In [131]:
import pandas as pd
import numpy as np
from sklearn.model_selection import train_test_split, GroupKFold, StratifiedKFold
from sklearn.utils import resample

In [132]:
exp = pd.read_csv('../data/processed/exp.csv', index_col=0)

label_cols = ['la_p','ha_p','ha_n','la_n','la','ha','p','n','max_p','max_n','valence_p','valence_n','valence_reg','valence', 'subject']
feature_cols = set(exp.columns.values) - set(label_cols)
feature_cols = list(feature_cols)

## 1.Split data by group

In [133]:
# Randomize Subjects with weighted probability
sub_id_prob = exp['subject'].value_counts()/exp.shape[0]
sub_id = sub_id_prob.index.values
val_subjects = np.random.choice(sub_id,15,p=sub_id_prob)

# Split Validation Set
val_data = exp[exp['subject'].isin(val_subjects)]
X_val = val_data[feature_cols]
y_val = val_data[['max_p','max_n','valence_p','valence_n','valence_reg','valence', 'subject']]

In [134]:
# Split training and test dataset
exp_train_test = exp[~exp['subject'].isin(val_subjects)]
# Remove Validation Set from Dataframe
exp_train_test = exp[~exp['subject'].isin(val_subjects)]
# Split Training and Test set
X = exp_train_test[feature_cols]
y = exp_train_test[['max_p','max_n','valence_p','valence_n','valence_reg','valence', 'subject']]
group = exp_train_test['subject'].values
gkf_modeling = list(GroupKFold(n_splits=5).split(X,y,group))
X_train = X.iloc[gkf_modeling[0][0],]
X_test = X.iloc[gkf_modeling[0][1],]
y_train = y.iloc[gkf_modeling[0][0],]
y_test = y.iloc[gkf_modeling[0][1],]

In [135]:
# Export result
X_val.to_csv('../data/processed/new_user/X_val_group.csv', index=False)
y_val.to_csv('../data/processed/new_user/y_val_group.csv', index=False)
X_test.to_csv('../data/processed/new_user/X_test_group.csv', index=False)
y_test.to_csv('../data/processed/new_user/y_test_group.csv', index=False)
X_train.to_csv('../data/processed/new_user/X_train_group.csv', index=False)
y_train.to_csv('../data/processed/new_user/y_train_group.csv', index=False)

In [136]:
X_val.shape, X_test.shape, X_train.shape

((341, 170), (309, 170), (1223, 170))

## 2.Stratifies Split

In [137]:
# Split features and labels
X_stratified = exp[feature_cols]
y_stratified = exp[['max_p','max_n','valence_p','valence_n','valence_reg','valence','subject']]
# ID for stratification
group_stratified = exp['subject']
# Split validation set
X_stratified_train_test, X_stratified_val, y_stratified_train_test, y_stratified_val = train_test_split(X_stratified, y_stratified, test_size=0.2, stratify=group_stratified)
# Split training/test set
group_stratified_2 = exp.iloc[X_stratified_train_test.index.values]['subject']
X_stratified_train, X_stratified_test, y_stratified_train, y_stratified_test = train_test_split(X_stratified_train_test, y_stratified_train_test, test_size=0.25, stratify=group_stratified_2)

In [138]:
# Export result
X_stratified_val.to_csv('../data/processed/cur_user/X_val_stratify.csv', index=False)
y_stratified_val.to_csv('../data/processed/cur_user/y_val_stratify.csv', index=False)
X_stratified_test.to_csv('../data/processed/cur_user/X_test_stratify.csv', index=False)
y_stratified_test.to_csv('../data/processed/cur_user/y_test_stratify.csv', index=False)
X_stratified_train.to_csv('../data/processed/cur_user/X_train_stratify.csv', index=False)
y_stratified_train.to_csv('../data/processed/cur_user/y_train_stratify.csv', index=False)

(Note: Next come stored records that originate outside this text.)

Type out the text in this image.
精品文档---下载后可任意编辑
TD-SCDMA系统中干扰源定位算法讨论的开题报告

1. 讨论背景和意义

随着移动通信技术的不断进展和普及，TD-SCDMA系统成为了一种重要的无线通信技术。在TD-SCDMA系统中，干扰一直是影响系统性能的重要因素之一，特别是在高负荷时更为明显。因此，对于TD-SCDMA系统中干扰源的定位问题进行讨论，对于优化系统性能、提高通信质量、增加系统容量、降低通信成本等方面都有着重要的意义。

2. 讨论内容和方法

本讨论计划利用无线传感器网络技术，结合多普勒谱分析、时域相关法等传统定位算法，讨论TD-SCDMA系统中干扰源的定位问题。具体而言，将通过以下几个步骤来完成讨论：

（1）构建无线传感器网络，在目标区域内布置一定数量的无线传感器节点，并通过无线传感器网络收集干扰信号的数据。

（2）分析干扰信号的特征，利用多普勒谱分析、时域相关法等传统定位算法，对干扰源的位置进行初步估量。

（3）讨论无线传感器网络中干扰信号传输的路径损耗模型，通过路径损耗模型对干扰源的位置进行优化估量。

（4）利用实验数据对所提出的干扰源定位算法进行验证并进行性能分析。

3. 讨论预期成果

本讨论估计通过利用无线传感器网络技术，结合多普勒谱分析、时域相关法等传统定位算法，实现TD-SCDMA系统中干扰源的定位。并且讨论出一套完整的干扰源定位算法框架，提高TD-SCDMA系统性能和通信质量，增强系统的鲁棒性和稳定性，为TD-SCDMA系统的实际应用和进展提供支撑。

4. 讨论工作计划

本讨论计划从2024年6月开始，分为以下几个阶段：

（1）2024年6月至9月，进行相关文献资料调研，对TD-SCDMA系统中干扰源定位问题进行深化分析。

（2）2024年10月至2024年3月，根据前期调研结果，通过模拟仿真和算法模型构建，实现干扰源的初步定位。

## 3.Upsample Minority Class

In [139]:
def upsample_data(X, y):
    # concatenate our training data back together
    data_to_sample = pd.concat([X, y], axis=1)
    # separate minority and majority classes
    unhappy = data_to_sample[data_to_sample['valence']==1]
    happy = data_to_sample[data_to_sample['valence']==0]


    # upsample minority
    unhappy_upsampled = resample(unhappy,
                        replace=True, # sample with replacement
                        n_samples=len(happy), # match number in majority class
                        random_state=27) # reproducible results

    # combine majority and upsampled minority
    upsampled = pd.concat([happy, unhappy_upsampled])

    # Split train and test
    y_upsample = upsampled[['max_p','max_n','valence_p','valence_n','valence_reg','valence', 'subject']]
    X_upsample = upsampled.drop(['max_p','max_n','valence_p','valence_n','valence_reg','valence', 'subject'], axis=1)

    return X_upsample, y_upsample

In [140]:
X_up_train, y_up_train = upsample_data(X_train, y_train)
X_stratified_up_train, y_stratified_up_train = upsample_data(X_stratified_train, y_stratified_train)

In [141]:
X_up_train.to_csv('../data/processed/new_user/X_train_group_up.csv', index=False)
y_up_train.to_csv('../data/processed/new_user/y_train_group_up.csv', index=False)
X_stratified_up_train.to_csv('../data/processed/cur_user/X_train_stratify_up.csv', index=False)
y_stratified_up_train.to_csv('../data/processed/cur_user/y_train_stratify_up.csv', index=False)